The play is about a black family's experiences in the Washington Park Subdivision of Chicago's Woodlawn neighborhood as they attempt to "better" themselves with an insurance payout from the death of the father. They plan to buy their "dream" home in a white neighborhood, but a white representative of the neighborhood they plan to move to, makes a generous offer to buy them out. He wishes to avoid neighborhood tensions over an interracial population.
MLK took up this same mantle, and he too used his talents to try to reach the minds and hearts of those that couldn't see that indelible truth: That we're all in this together whether we like it or not. So we best figure out how to make it work, or mutual destruction is assured. Well we haven't made it work, yet. Hughes' Harlem went from disenfranchised to gentrified, and Hansberry's Chicago remains a raisin in the sun, one of the most violent and racially-divided cities in the country. And, the America MLK died to uplift, by all appearances...well, strides have been made, but we've still got a long way to go.
When I was a much younger man, I didn't appreciate MLK.
I was raised by revolutionaries with a much more militant mindset. I held the concept of self-defense in higher regard than self-sacrifice. The intentionally disenfranchised desperately appealing to the better angels of those enfranchised by design was a humiliating scenario I was taught to be a wrongheaded one, and thus I wanted no parts of it.
Dreaming is done in the bed, while reality is murdering my friends and family in the streets. And when we dare to protest these injustices we're subject to the same by those who come in the guise of justice.
So, why would I, in my right mind, willingly capitulate before this foulness? Why would I put myself in harm's way with this faint hope that my sacrifice might awaken some sense of civility and compassion in the hearts and minds of people who have proven, time and time again, to be unresponsive to such gestures? A power structure that has historically only responded to and has only understood force, particularly when that force comes in a physical, political or financial form. Why?
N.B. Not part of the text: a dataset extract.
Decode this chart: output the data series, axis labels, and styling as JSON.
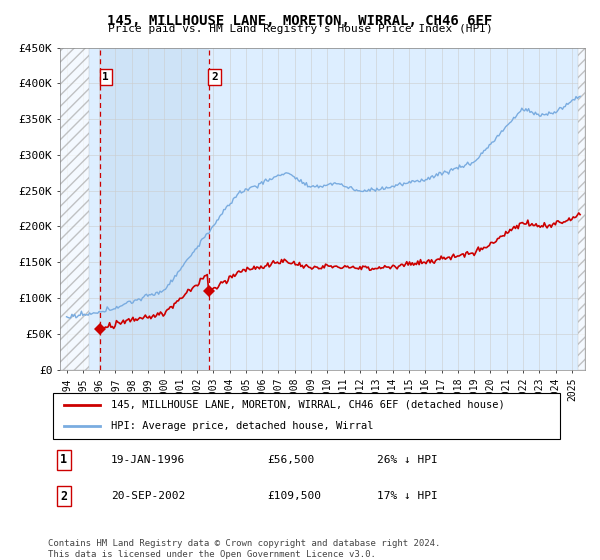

But, as I got older, I began to see MLK in a different light, and in doing so felt enlightened a bit.
What I misunderstood to be capitulation I now recognize as confrontation. What I misconstrued to be passive, I see now was aggressive. What I interpreted as an appeal for sympathy, or pity, was actually an invocation of the spiritual, an appeal to the "God", the "Creator", that great energy that flows within all of us, that unites us regardless of artificial differences. Something we all share no matter how we worship, and even if we don't worship at all.
MLK was in touch with that. He was the very personification of inspiration (in-spirit) and THAT was the power he wielded and why we honor him to this day. Because, like few others in history have been able to do, he was able, not to make us dream, but to truly awaken us, ALL of US, to the possibilities.